Securities market regulator Securities and Exchange Board of India (SEBI) has barred the country’s biggest public listed real estate developer DLF Limited, its billionaire promoter K P Singh, son Rajiv and daughter Pia among three other group executives from accessing the securities market for three years over lapses in making a material disclosure during its IPO filing.
The order—which bars the firm, its promoters and key executives TC Goyal, Kameshwar Swarup and Ramesh Sanka from accessing the securities market and prohibit them from buying, selling or otherwise dealing in securities, directly or indirectly—comes into force with immediate effect.
It deals a severe blow to the company in its proposed plans to raise money through commercial mortgage backed securities to retire its debt pile.
An email query to the firm for an official comment on the development and if it plans to contest the decision did not immediately elicit a response.
DLF scrip sank 3.7 per cent to end the day at Rs 146.7 a share on the BSE in a strong Mumbai market on Monday.
The case dates back seven years ago when DLF filed its documents for its IPO in 2007. An individual Kimsuk Krishna Sinha had filed two complaints with SEBI on June 4, 2007 and July 19, 2007. He had stated that Sudipti Estates and certain other persons had duped him of Rs 34 crore in relation to a land transaction and he had registered an FIR against Sudipti and at that time it was a step down subsidiary of DLF.
In view of the said allegations, Sinha had requested that considering the imperative of safeguarding the interests of general public, the listing of DLF pursuant to the IPO be disallowed and immediate action be taken in this regard. DLF had replied to him that it was not connected with Sudipti at that point of time.
Sinha had later approached the Delhi High Court, which had called for an investigation by SEBI. SEBI had issued a show cause notice in June 2013 to the defendants, stating that DLF had transferred ownership of Sudipti to certain relatives of the company’s employees through an allegedly sham transactions to camouflage its association with the privately held firm.
DLF and other defendants in the case had countered that at the time of filing IPO documents Sudipti was not a subsidiary and that SEBI had transgressed its authority in its investigation of the case as the complaint by Sinha did not specifically relate to disclosures.
SEBI ruled that even after DLF sold its stake in Sudipti, it continued to have significant control on its management as the new shareholders were spouses of key management personnel of DLF.
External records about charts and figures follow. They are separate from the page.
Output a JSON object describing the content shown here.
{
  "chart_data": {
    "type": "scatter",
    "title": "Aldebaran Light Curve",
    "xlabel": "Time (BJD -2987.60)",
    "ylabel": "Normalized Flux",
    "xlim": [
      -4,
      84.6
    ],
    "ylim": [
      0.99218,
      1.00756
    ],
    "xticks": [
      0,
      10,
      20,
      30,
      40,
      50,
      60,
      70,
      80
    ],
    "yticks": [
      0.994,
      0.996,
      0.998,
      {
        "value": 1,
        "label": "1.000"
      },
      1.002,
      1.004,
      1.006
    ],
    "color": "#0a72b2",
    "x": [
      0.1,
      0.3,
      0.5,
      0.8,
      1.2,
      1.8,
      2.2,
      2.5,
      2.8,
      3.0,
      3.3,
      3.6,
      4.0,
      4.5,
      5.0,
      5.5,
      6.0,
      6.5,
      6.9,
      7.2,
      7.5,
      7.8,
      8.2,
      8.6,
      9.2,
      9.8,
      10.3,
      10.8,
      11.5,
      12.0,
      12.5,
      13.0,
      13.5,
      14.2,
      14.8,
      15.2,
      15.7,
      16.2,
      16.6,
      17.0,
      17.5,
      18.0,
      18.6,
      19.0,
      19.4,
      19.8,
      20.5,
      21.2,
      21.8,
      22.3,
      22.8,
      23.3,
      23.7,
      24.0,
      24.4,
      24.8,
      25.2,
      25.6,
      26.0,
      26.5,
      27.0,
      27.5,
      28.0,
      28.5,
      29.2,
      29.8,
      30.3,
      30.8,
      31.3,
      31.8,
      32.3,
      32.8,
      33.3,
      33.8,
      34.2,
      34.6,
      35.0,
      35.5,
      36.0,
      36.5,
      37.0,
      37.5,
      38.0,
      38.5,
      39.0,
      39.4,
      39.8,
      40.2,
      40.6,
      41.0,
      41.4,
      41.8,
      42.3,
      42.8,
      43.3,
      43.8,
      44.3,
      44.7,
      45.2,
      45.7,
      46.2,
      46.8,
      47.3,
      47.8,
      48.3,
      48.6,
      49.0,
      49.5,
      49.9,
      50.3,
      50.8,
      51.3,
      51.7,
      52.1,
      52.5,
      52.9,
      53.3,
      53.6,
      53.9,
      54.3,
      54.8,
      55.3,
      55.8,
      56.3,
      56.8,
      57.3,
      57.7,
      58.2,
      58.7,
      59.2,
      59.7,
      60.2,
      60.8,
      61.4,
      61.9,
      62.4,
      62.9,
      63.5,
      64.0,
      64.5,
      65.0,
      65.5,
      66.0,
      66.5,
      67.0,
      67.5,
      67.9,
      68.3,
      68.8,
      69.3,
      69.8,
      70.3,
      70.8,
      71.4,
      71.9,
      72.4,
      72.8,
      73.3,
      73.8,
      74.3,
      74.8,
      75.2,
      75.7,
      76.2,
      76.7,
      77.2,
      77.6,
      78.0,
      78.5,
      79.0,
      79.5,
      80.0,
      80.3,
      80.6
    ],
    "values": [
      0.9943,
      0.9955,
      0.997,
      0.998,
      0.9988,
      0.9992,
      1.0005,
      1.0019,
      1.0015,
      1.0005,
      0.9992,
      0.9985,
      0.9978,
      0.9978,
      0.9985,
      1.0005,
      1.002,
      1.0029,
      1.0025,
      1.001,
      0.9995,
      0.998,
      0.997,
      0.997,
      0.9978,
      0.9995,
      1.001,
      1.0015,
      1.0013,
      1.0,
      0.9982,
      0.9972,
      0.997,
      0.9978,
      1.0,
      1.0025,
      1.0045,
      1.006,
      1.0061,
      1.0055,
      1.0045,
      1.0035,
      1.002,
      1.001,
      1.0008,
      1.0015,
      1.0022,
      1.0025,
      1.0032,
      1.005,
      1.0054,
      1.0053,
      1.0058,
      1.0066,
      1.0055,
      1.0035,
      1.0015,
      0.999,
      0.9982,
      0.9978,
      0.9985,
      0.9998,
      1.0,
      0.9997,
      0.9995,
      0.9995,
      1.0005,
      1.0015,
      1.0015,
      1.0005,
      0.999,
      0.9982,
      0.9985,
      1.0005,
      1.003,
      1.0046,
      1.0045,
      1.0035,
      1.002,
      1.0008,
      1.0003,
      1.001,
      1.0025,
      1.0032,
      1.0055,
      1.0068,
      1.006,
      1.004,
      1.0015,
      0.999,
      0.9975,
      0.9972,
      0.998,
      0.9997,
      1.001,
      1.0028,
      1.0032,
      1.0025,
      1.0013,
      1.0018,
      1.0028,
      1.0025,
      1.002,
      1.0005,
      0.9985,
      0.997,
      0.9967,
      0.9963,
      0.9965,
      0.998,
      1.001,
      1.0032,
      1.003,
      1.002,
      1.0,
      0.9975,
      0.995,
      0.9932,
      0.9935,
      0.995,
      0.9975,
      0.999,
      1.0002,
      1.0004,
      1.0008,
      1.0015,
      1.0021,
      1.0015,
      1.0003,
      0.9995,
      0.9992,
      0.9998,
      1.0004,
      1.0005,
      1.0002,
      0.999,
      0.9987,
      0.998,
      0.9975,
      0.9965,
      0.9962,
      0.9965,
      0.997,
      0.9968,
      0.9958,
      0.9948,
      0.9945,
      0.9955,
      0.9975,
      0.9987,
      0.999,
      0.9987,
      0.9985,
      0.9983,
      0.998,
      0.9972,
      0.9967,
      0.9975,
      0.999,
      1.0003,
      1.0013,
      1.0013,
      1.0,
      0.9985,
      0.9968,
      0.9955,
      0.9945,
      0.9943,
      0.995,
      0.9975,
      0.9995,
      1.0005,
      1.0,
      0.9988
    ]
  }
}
In an order dated October 10, Rajeev Kumar Agarwal, a whole-time director of SEBI, said DLF and six of the seven individuals named in the case failed to make requisite disclosures about related party transactions in its IPO documents and executed a ‘sham’ transaction to camouflage the case.
The SEBI order said that it was satisfied that the violations as found in this case are grave and have larger implications on the safety and integrity of the securities market.
“In my view, for the serious contraventions as found in the instant case, effective deterrent actions to safeguard the market integrity. It, therefore, becomes incumbent to deal with contraventions, digression
and demeanour of the erring noticees sternly and take appropriate actions for effective deterrence,” said SEBI’s Agarwal.
DLF, T C Goyal and Ramesh Sanka were represented by Janak Dwarkadas and Shardul Shroff, one of the partners of India’s top corporate law firm Amarchand & Mangaldas & Suresh A Shroff & Co.
K P Singh, Rajiv Singh and Pia Singh were represented by J J Bhatt and Shroff while G S Talwar (who was not named in the final SEBI ruling) and Kameshwar Swarup were represented by Somasekhar Sunderasan and Paras K Parekh.